I was raised with a strong sense of justice. When I see a group being treated unfairly, I feel very uncomfortable. I am highly motivated to tackle injustice, but also to work towards sustainability. By 2024, the earth's temperature will have risen by 1.5 degrees. Climate change is already costing lives and this will only get worse towards 2100. The more we exceed that 1.5 degrees, the more severe the effects will be. I find this terrible, nothing less, and I cannot sit back and wait. I am taking action by starting to talk about it within my foundations, where I motivate others to get to work on the subject. Also within JIIP, Jongeren in Institutioneel Pensioen (Young People in Institutional Pensions), where young people in the pension sector come together. Where I cannot get others on board, I take action myself by raising the issue in relevant places.

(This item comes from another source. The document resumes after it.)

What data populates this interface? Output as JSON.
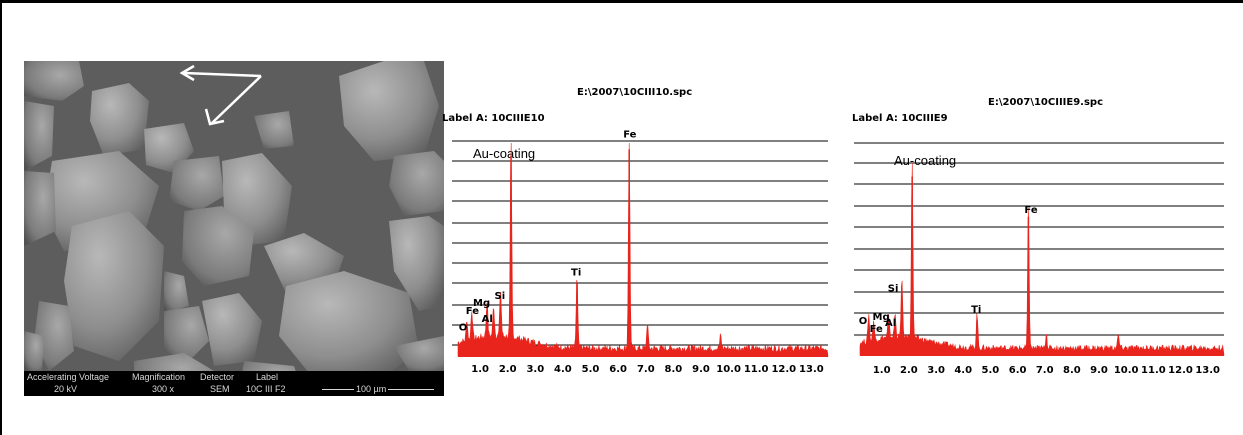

Through my job at AF Advisors, I advise pension funds on sustainable asset management. I also do volunteer work and am active as a speaker to challenge and inspire people. The fact that I can convert my drive into action and also the enthusiasm of others I meet give me a perspective for action. I gratefully make use of this.

Where my drive to become a pension fund director comes from is clear to me. But until I am, I will work in other places. Waiting is not an option.

I like listening to podcasts, such as Ecosophy by Marnix Kluiters, for example. And I also like listening to audio books. I am currently re-immersing myself in books that I only partly read during my studies, such as Thinking, Fast and Slow by Daniel Kahneman, one of the founders of behavioral economics. I have learned so much and seen so much in practice that I wonder how I would reevaluate such a book now. What should be compulsory reading for everyone, in my opinion, is 'The Good Ancestor' by Roman Krznaric: how can we look beyond our own generation? The cathedral builders of the past knew they would not live to see the completion of their work, yet they continued. I see this as a fine example of ultimate long-term thinking and good ancestral stewardship.'

 

Nikki Trip

Nikki Trip is, among other things, an external member of the Investment Advisory Committee of APF Stap, Sustainability Expert at AF Advisors, speaker/chair of the day at Speakers for Good, member of the Sustainable Pension Investments Lab, chair of JIIP (Young People in Institutional Pensions) and active in several organizations she founded around sustainability. She has a Master's degree in Global Business & Sustainability, Bachelor's degrees in Psychology and Law and completed a course in pension fund management through PensioenLab.